Frustration is not an emotion.
I read a book about writing a while ago called Characters, Emotion, and Viewpoint, by Nancy Kress. I thoroughly enjoyed it. It reiterated a lot of the concepts in Orson Scott Card’s Characters and Viewpoint (that’s kind of obvious), but brought up many new topics. For instance, the author claimed that frustration is the writer’s greatest tool. She was right. Frustration drives all character emotion, all through any story. But it’s not an emotion.
Frustration is a state of being. As things go wrong, one is frustrated– it basically means being thwarted or stopped. By that definition, and the assumption that very little should go right for your main character, that character is frustrated almost constantly. In try-fail cycles, they’re frustrated. When a plot twist hits, they’re frustrated. When they can’t win the argument, they’re frustrated.
Is that an emotion? No. We can associate plenty of emotions with frustration, however– that’s what Nancy Kress meant in her book. Each and every character, she claims, will deal with frustration differently. Some will become angry, some will become depressed. All characters will have multiple reactions to frustration based on the type of frustration it is. One time they might be derisive, another time crushed, based on the level of impact each frustration has. But through it all, frustration is never an emotion.

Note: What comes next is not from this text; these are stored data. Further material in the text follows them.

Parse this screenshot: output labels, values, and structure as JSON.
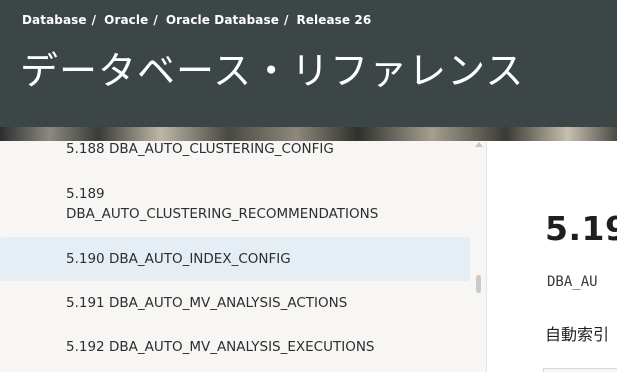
{
  "header": {
    "breadcrumb": [
      "Database",
      "Oracle",
      "Oracle Database",
      "Release 26"
    ],
    "separator": "/",
    "title": "データベース・リファレンス"
  },
  "toc": {
    "items": [
      {
        "text": "5.188 DBA_AUTO_CLUSTERING_CONFIG"
      },
      {
        "text": "5.189 DBA_AUTO_CLUSTERING_RECOMMENDATIONS",
        "line1": "5.189",
        "line2": "DBA_AUTO_CLUSTERING_RECOMMENDATIONS"
      },
      {
        "text": "5.190 DBA_AUTO_INDEX_CONFIG",
        "active": true
      },
      {
        "text": "5.191 DBA_AUTO_MV_ANALYSIS_ACTIONS"
      },
      {
        "text": "5.192 DBA_AUTO_MV_ANALYSIS_EXECUTIONS"
      }
    ]
  },
  "content": {
    "section_number": "5.19",
    "code": "DBA_AU",
    "description": "自動索引"
  }
}
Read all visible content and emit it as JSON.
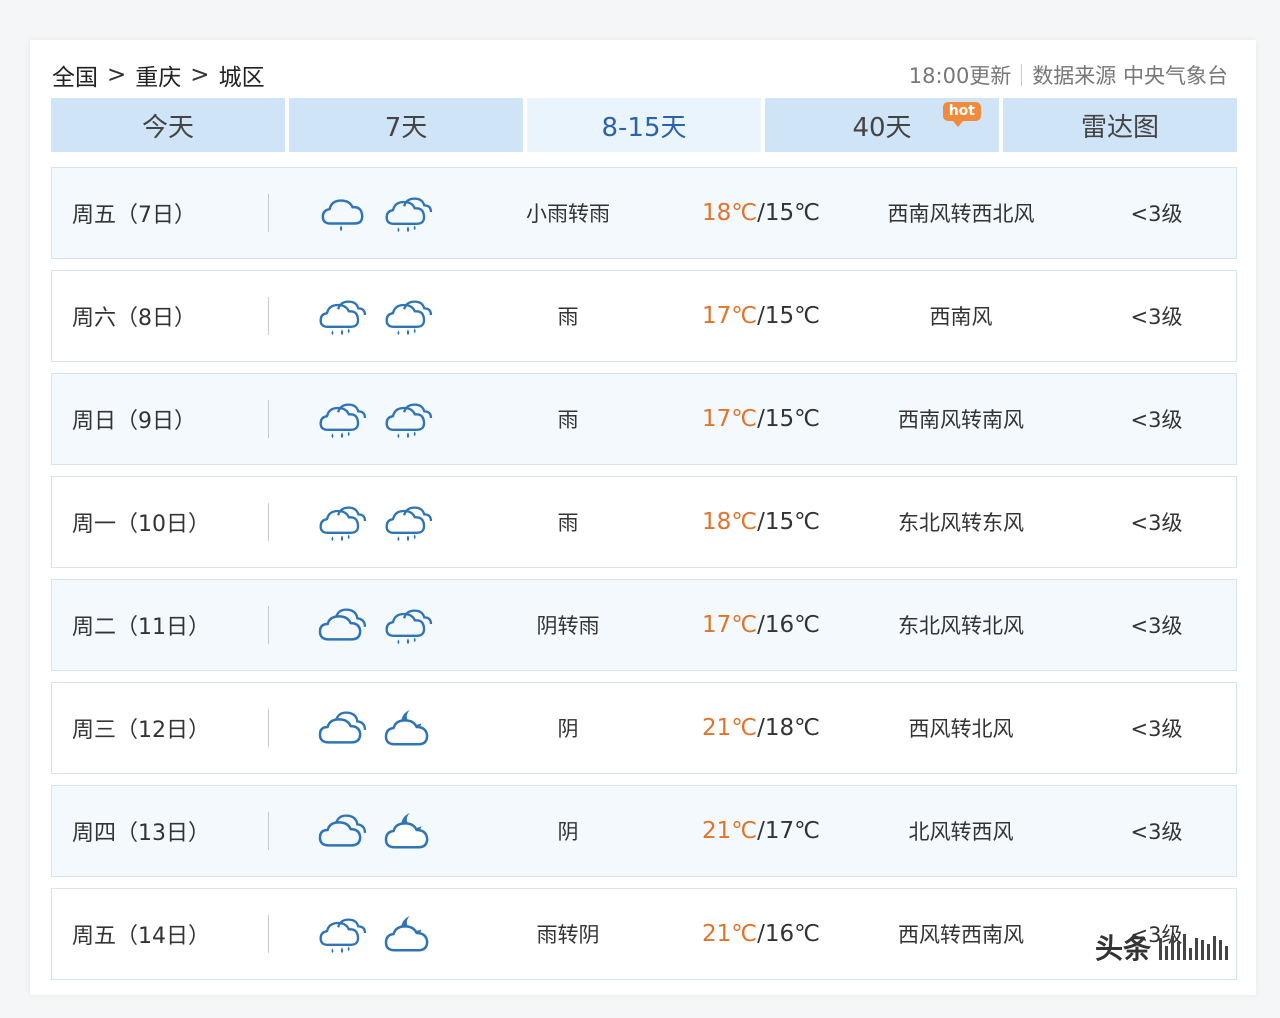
{
  "breadcrumb": [
    "全国",
    "重庆",
    "城区"
  ],
  "breadcrumb_sep": ">",
  "update_time": "18:00更新",
  "data_source": "数据来源 中央气象台",
  "tabs": [
    {
      "label": "今天"
    },
    {
      "label": "7天"
    },
    {
      "label": "8-15天"
    },
    {
      "label": "40天",
      "badge": "hot"
    },
    {
      "label": "雷达图"
    }
  ],
  "active_tab": "8-15天",
  "colors": {
    "high_temp": "#e0742a",
    "active_tab_text": "#2a63a8",
    "tab_bg": "#cfe4f7",
    "icon_blue": "#2f74b5"
  },
  "forecast": [
    {
      "day": "周五（7日）",
      "icons": [
        "light-rain-icon",
        "rain-icon"
      ],
      "condition": "小雨转雨",
      "high": "18℃",
      "low": "15℃",
      "wind": "西南风转西北风",
      "level": "<3级"
    },
    {
      "day": "周六（8日）",
      "icons": [
        "rain-icon",
        "rain-icon"
      ],
      "condition": "雨",
      "high": "17℃",
      "low": "15℃",
      "wind": "西南风",
      "level": "<3级"
    },
    {
      "day": "周日（9日）",
      "icons": [
        "rain-icon",
        "rain-icon"
      ],
      "condition": "雨",
      "high": "17℃",
      "low": "15℃",
      "wind": "西南风转南风",
      "level": "<3级"
    },
    {
      "day": "周一（10日）",
      "icons": [
        "rain-icon",
        "rain-icon"
      ],
      "condition": "雨",
      "high": "18℃",
      "low": "15℃",
      "wind": "东北风转东风",
      "level": "<3级"
    },
    {
      "day": "周二（11日）",
      "icons": [
        "overcast-icon",
        "rain-icon"
      ],
      "condition": "阴转雨",
      "high": "17℃",
      "low": "16℃",
      "wind": "东北风转北风",
      "level": "<3级"
    },
    {
      "day": "周三（12日）",
      "icons": [
        "overcast-icon",
        "cloudy-night-icon"
      ],
      "condition": "阴",
      "high": "21℃",
      "low": "18℃",
      "wind": "西风转北风",
      "level": "<3级"
    },
    {
      "day": "周四（13日）",
      "icons": [
        "overcast-icon",
        "cloudy-night-icon"
      ],
      "condition": "阴",
      "high": "21℃",
      "low": "17℃",
      "wind": "北风转西风",
      "level": "<3级"
    },
    {
      "day": "周五（14日）",
      "icons": [
        "rain-icon",
        "cloudy-night-icon"
      ],
      "condition": "雨转阴",
      "high": "21℃",
      "low": "16℃",
      "wind": "西风转西南风",
      "level": "<3级"
    }
  ],
  "watermark": "头条"
}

There’s a process I’ve mentioned once or twice of assigning emotions to scenes as you write or revise– one scene sad, one scene anxious, one scene angry. If frustration was considered an emotion, every scene could be labeled that way. Personally, I see stereotypical frustration in a specific way, anger and disappointment mixing together. If that’s what each scene carries, it’s going to be an emotionally monochromatic book. Emotional monochrome makes the characters seem whiny.
But if each instance of frustration is considered differently, if the idea of frustration is discarded in favor of an overpowering type of frustration, the scene comes alive and the emotions begin to vary again. The character is no longer whiny. They might still be bummed about losing the annual Whack-a-Mole tournament, or itching for vengeance against their rival– but that in itself makes it more flavorful than a simple mix of anger and disappointment. The story might function in the same way, but the characters and their emotions won’t.
Look at your characters. Are they monochromatic? Are they consistently frustrated in the same way? If so, now is the time to break out the list of emotions. Make them three-dimensional. Make them conflicted. Don’t treat frustration as an emotion– treat it as a starting point to a better blend of feelings.